Democratisation of big data to accelerate
Probably the biggest trend will be the continued democratization of data. Access to data is key to financial markets performance and traditionally it has often been captive on proprietary platforms or largely withheld, in easily digestible
forms, from the broad mass of participants. Democratising the access to data, was the triumph of big data 1.0, ensuring that all the analysis and insight generated by this gets automated into actionable market intelligence will be the key victory of big data
2.0. This is has already taken effect in a number of areas - and will accelerate - such as investment decision making, assessing options for holding financial accounts, harnessing new actionable data sources for systematic trading and also the democratisation
of business valuations, allowing financial professionals to prospect more effectively and small business owners to better understand their business' worth.
Artificial intelligence to emerge as vital to fintech's growth
Fintech and AI are natural partners. One of the former's key successes is to make date more accessible, while the latter helps to analyse and action insights the data provides. AI adoption by fintech companies is rapidly gathering pace.
For instance, a number of robo advisers are adding artificial intelligence capabilities to track account activity on their products and other integrated services, others are using AI to analyse and understand how account holders are spending, investing and
making their financial decisions. Some banks are even using AI for customer service. For instance high street bank RBS has developed Luvo, a technology which assists customer service agents in finding answers to customer queries and which has a human personality
and is built to learn continually and improve. While the impact of AI will certainly increase, I also see more traditional wealth managers and financial increasingly harnessing what fintech has to offer to help them counter the rise of robo advisers and re-energise
their business models.
Globally mobile workforce will spur further innovation
A rash of start-ups are aiming to provide more innovative and tech savvy ways of catering to the needs of an increasingly internationally mobile workforce. Nowhere is this greater than in the provision of the core financial needs of these
workers.
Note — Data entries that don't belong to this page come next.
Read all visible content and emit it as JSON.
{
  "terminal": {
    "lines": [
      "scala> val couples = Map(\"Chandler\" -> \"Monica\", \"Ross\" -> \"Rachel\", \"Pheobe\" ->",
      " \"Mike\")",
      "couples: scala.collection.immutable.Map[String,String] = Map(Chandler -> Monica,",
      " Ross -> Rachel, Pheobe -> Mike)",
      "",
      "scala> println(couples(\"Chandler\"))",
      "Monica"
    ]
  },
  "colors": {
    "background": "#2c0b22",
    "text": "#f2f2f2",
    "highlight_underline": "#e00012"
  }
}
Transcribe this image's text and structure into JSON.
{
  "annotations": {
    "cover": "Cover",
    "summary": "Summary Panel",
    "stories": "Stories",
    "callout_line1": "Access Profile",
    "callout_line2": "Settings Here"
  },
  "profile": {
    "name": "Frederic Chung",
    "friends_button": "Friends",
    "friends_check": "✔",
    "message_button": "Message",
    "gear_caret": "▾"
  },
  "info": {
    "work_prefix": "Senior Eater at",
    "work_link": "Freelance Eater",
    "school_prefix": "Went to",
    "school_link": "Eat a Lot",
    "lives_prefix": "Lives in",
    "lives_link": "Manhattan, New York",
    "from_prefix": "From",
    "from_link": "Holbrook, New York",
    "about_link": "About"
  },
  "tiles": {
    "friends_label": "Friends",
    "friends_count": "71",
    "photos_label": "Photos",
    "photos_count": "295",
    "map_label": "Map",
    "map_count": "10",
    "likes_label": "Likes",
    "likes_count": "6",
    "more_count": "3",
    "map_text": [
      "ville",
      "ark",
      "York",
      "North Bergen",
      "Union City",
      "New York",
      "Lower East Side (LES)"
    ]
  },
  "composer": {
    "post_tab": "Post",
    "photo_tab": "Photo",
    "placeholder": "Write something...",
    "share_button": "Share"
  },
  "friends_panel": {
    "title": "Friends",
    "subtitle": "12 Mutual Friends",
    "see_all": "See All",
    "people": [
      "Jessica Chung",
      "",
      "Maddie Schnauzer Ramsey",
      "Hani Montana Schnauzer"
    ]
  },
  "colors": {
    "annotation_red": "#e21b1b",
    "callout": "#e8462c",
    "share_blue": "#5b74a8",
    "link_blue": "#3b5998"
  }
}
For instance in retail banking (Monese, Zenbanx), credit (Modernlend, Affirm), foreign exchange and money movement (Transferwise, Azimo, Revolut, World Remit) payments (Alipay, Astropaycard), and investments (Betterment, Goldbean, Nutmeg). As tech-savvy
Millenials, who have a natural aversion to banks, and foreign nationals who come from countries where the penetration of mobile is very high, continue to increase as a proportion of the workforce in Europe and the US, they will drive further innovation and
accelerate the growth of FinTech firms in this area.
Blockchain will come of age
Blockchain has taken the financial services industry by storm over the past couple of years. Next year its impact will be felt more broadly across economies. Certainly financial services firms stand to benefit. A recent report from Santander InnoVentures
suggested the technology could cut bank infrastructure costs for cross-border payments, securities trading and regulatory compliance by $15 billion to $20 billion a year by 2022. However its impact is set to widen significantly. As a report from Accenture
forecasts, "blockchain also has the potential to become a general-purpose technology—a breakthrough, like the steam engine, electricity or the Internet that changes how society and the economy work." The World Economic Forum has predicted that, by 2027, 10
percent of global GDP is likely to be stored on blockchain platforms.
FinTech's social impact to intensify
Finally, over the next year, Fintech's social impact is set to soar. Socially responsible or ethical investing has been growing in popularity and increasingly FinTech firms have been addressing this trend, which is particularly evident among millennials. Those
pioneering FinTech innovation are increasingly using their skills either to set up businesses to help solve social and economic challenges, be it by helping bring charitable causes up to speed in a digital age, helping the underbanked without the financial
or economic identity to participate fully in economic life (BanQuApp) or help low-paid employees access their already earned money (PayActiv).